Last modified by Microchip on 2023/11/09 09:12

Flash routines, like those generated by MPLAB® Code Configurator (MCC), can be used to access program flash memory, but before using these routines to erase or write memory blocks, you must first ensure that the MPLAB XC8 compiler will not allocate this memory for other objects.

Flash routines can be used with any program memory, but they are often used when accessing the special memory regions that are implemented by some PIC® devices, such as the High-Endurance Flash (HEF) memory, implemented by the PIC16F1619 device, for example. Even if a memory region has a special function, the compiler will usually consider it as part of the normal program memory space, and store regular code or data in this region. If you use flash routines to erase or write such a region of memory, you run the risk of clobbering any code or data that the compiler has stored there. The same would be true if you invoke a flash erase or write by manipulating the relevant Special Function Registers (SFR) of the device, whether that be in C code or hand-written assembly.

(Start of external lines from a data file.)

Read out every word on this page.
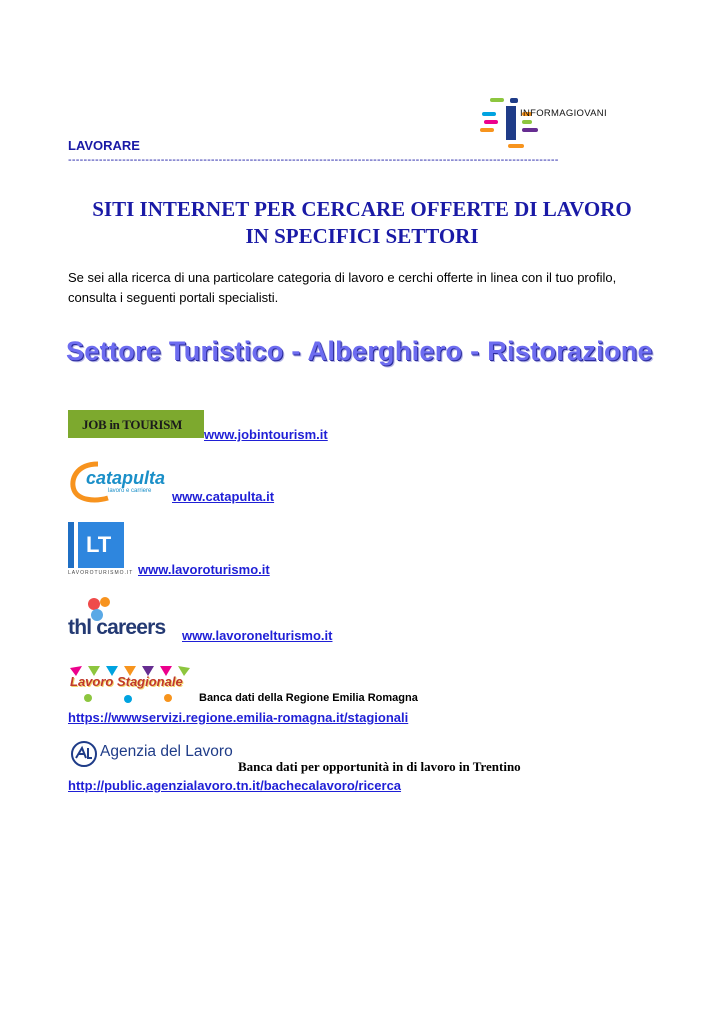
INFORMAGIOVANI
LAVORARE
-------------------------------------------------------------------------------------------------------------------------------
SITI INTERNET PER CERCARE OFFERTE DI LAVORO
IN SPECIFICI SETTORI
Se sei alla ricerca di una particolare categoria di lavoro e cerchi offerte in linea con il tuo profilo, consulta i seguenti portali specialisti.
Settore Turistico - Alberghiero - Ristorazione
JOB in TOURISM
www.jobintourism.it
catapulta
lavoro e carriere www.catapulta.it
LT
LAVOROTURISMO.IT www.lavoroturismo.it
thl careers www.lavoronelturismo.it
Lavoro Stagionale
Banca dati della Regione Emilia Romagna
https://wwwservizi.regione.emilia-romagna.it/stagionali
Agenzia del Lavoro
Banca dati per opportunità in di lavoro in Trentino
http://public.agenzialavoro.tn.it/bachecalavoro/ricerca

Erasing or overwriting compiler-generated code or data at runtime will almost certainly result in erratic and erroneous program behaviour that can be difficult to debug.

Whenever you change the content of any device memory—regardless of whether it has a special function or not—the compiler must be informed that this memory is in use. In most cases, this is performed automatically when you define C functions and objects, as the compiler will allocate them memory. However, this is not the case if you arbitrarily assign a region of memory for a special purpose and access that region using only a flash routine, as in the following example, where the word at address 0x1F80 has been written using an MCC-generated flash write routine.

FLASH_WriteWord(0x1F80, &writeBuffer, data);

To erase or write to memory using flash routines, you can:

  • reserve the memory you require, or
  • place absolute objects in that memory as placeholders.

If, for example, you intend to use the HEF memory for special data in your program, you can reserve this region of program memory using a compiler option. For a 16F1619 device, HEF exists from address 0x1F80 thru 0x1FFF in program memory. Use the XC8 driver option -mreserve to remove this range from the memory managed by the compiler, for example, -mreserve=rom@1F80:1FFF. Alternatively, you can use the -mrom option to perform the same task: -mrom=default,-1F80-1FFF. (If you are using a version 1.xx compiler, use the —rom option.) With this memory reserved, the compiler will not use this memory for ordinary objects, allowing you to read or write it in any way you desire.

A better way to utilize an arbitrary memory region is to define one or more placeholder objects over this memory rather than reserve the memory. This will ensure that the memory is not being used by the compiler, but will also allow you to reference the memory region via the placeholder’s identifier. For example, to place an object over the HEF, use an object definition similar to the following in your program.

const HEFregion[128] __at(0x1F80);

The const qualifier signifies that the object is to be placed in program memory. Ensure that the address in the __at() matches the start address of the region and the size of the object matches the amount of memory you intend to use.

Rather than using the literal address 0x1F80, the call to the flash write function used above could then become:

FLASH_WriteWord((uint16_t)HEFregion, &writeBuffer, data);

And, of course, having this object defined means that you can read the object directly, as in the following example:

if(HEFregion[idx] == 0x13)